Judge Blocks Enforcement of Clean Water Rule in 24 States

April 14, 2023 by Dan McCue
Judge Blocks Enforcement of Clean Water Rule in 24 States
(Photo by Dan McCue)

BISMARCK, N.D. — A federal judge has blocked the enforcement of new environmental protections drafted by the Biden administration that would have dramatically expanded what the government can protect under the Clean Water Act.

The new rules defining “Waters of the United States” were supposed to go into effect on Wednesday, but U.S. District Judge Daniel Hovland intervened, granting a temporary injunction to the 24 states that have challenged them.

As previously reported in The Well News, President Joe Biden last week vetoed a bid by Congress to undo his prescription for which waters in the United States should be given heightened protection under the Clean Water Act.

“The 2023 revised definition of ‘Waters of the United States’ … provides clear rules of the road that will help advance infrastructure projects, economic investments and agricultural activities — all while protecting water quality and public health,” Biden said in a statement released shortly afterwards.

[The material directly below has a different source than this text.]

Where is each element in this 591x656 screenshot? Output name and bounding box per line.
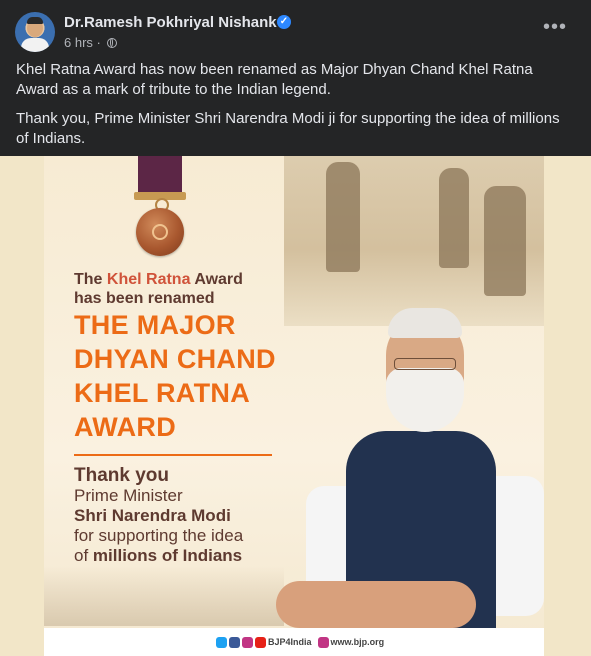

Since 1972, when the modern version of the Clean Water Act came into being (many of its provisions having previously been covered by the Federal Water Pollution Control Act of 1948), presidential administrations have applied very different interpretations of the Waters of the United States rules.

The Biden administration reinstated a broader interpretation of the Clean Water Act that would expand federal authority over wetlands on private property and other currently undeveloped lands.

But Hovland, a George W. Bush appointee, sided with two dozen Republican state attorneys general who are engaged in a continuing effort to upend the regulations.

According to Hovland, “Waters of the United States” were intended to mean “navigable waters” under the original terms of the Clean Water Act, and not over seasonal streams and other small water bodies that the administration aims to protect.

Biden’s actions, as carried out through the Environmental Protection Agency, raise “serious federalism questions and concerns,” Hovland wrote.

“The exercise of jurisdiction over all rivers, lakes and other waters that flow across state boundaries, no matter how small or isolated and regardless of navigability, is constitutionally troublesome,” he continued. 

“There is nothing in the text of the Clean Water Act that supports making every wetland, stream or other water crossing a border subject to federal jurisdiction,” he said.

The injunction blocks the enforcement of the new rule in Alabama, Alaska, Arkansas, Florida, Georgia, Indiana, Iowa, Kansas, Louisiana, Missouri, Montana, Nebraska, New Hampshire, North Dakota, Ohio, South Dakota, Tennessee, Virginia, Mississippi, Oklahoma, South Carolina, Utah, West Virginia and Wyoming.

In a written statement, an EPA spokesperson said the agency and the U.S. Army Corps of Engineers continue to believe in the rule, and remain committed to implementing “a durable definition of ‘Waters of the United States’ informed by diverse perspectives.” 

“Our goal is to protect public health, the environment and downstream communities while supporting economic opportunity, agriculture and industries that depend on clean water,” the spokesperson said.